Event Recap: “National Security Inheritance: Setting the Next President’s Agenda”

share this

On Monday, June 20, 2016, the Center for New American Security (CNAS) hosted a conference titled, “National Security Inheritance: Setting the Next President’s Agenda.” The conference featured panelists from the private and public sectors as well as key note speakers, Secretary of Defense Ash Carter and Vice President Joe Biden.

The conference provided a general overview of the concerns and considerations the incoming administration might face. The following issues were addressed:

  • The continuation of gender integration in the private and public sectors
  • The necessity for internal defense innovation
  • The importance of security networking with partner nations
  • The destruction and end of terrorist organizations

Resolution, not recognition, of these challenges demand certain traits from a presidential candidate.  Keynote speaker, Vice President Joe Biden provided particular insight into this, noting that the next president would inherit alliance opportunities with nations such as Cuba, as well as the continuing plight of ISIS. The next president must have the patience, knowledge, and foresight to seize these chances to tackle such a wide breath of international issues. Biden stated:

“The world desperately needs steady American leadership more than ever”.

Of course, the incoming President cannot stand alone. Reliant upon the cooperation of Congress, the next administration will also require a stronger sense of bipartisanship. Claiming that the U.S. was at a domestic “inflection point”, Biden concluded:

“So, my hope is these next four years will be much better positioned with a President who understands and Congress that can vehemently disagree, but ultimately concludes there has to be compromise.”
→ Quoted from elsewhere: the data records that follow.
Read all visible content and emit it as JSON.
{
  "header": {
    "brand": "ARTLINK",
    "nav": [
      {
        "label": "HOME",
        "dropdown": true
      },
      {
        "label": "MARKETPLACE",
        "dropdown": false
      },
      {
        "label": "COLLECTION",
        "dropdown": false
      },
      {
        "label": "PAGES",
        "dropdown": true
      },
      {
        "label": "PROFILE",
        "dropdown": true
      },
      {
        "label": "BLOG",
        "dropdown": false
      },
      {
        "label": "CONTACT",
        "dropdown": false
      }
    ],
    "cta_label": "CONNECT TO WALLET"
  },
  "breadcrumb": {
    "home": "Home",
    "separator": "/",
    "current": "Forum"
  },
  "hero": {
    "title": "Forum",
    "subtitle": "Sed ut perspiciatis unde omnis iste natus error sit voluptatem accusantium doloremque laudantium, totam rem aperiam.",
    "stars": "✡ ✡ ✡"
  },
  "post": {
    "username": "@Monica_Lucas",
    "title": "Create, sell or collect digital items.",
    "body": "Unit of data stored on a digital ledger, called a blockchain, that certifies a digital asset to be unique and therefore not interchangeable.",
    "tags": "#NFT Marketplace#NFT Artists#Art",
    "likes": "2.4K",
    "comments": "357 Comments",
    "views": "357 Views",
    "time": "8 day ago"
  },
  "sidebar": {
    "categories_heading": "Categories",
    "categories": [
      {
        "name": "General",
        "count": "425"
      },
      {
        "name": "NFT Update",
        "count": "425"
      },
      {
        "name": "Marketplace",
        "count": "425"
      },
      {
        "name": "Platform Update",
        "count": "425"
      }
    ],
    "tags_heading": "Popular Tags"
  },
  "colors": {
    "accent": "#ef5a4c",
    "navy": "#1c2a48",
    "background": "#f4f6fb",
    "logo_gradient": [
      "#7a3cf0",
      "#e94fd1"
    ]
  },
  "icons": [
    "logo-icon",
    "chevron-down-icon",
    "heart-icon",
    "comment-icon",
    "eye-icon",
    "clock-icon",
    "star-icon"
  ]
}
Indeed, while the conference made obvious the necessity for a presidential candidate that is open and capable of facing such challenges, it also revealed the necessity for an external factor: time.

True, time is an impossible luxury, especially given the bureaucratic nature of the U.S. government. However, the expectation of combating terrorism, especially ISIS, within a four year term is an impossible task for anyone. The continuation of integration efforts through professional “pipelines” may seem an easy task, but the normalization of women as part of that professional culture demands generational assimilation. Even for the continuation of security networking with partner nations requires efforts that supersede what the incoming administration can do.

Thus, if anything, this conference didn’t conclude a “national security inheritance”, it suggested a “national security dynasty.”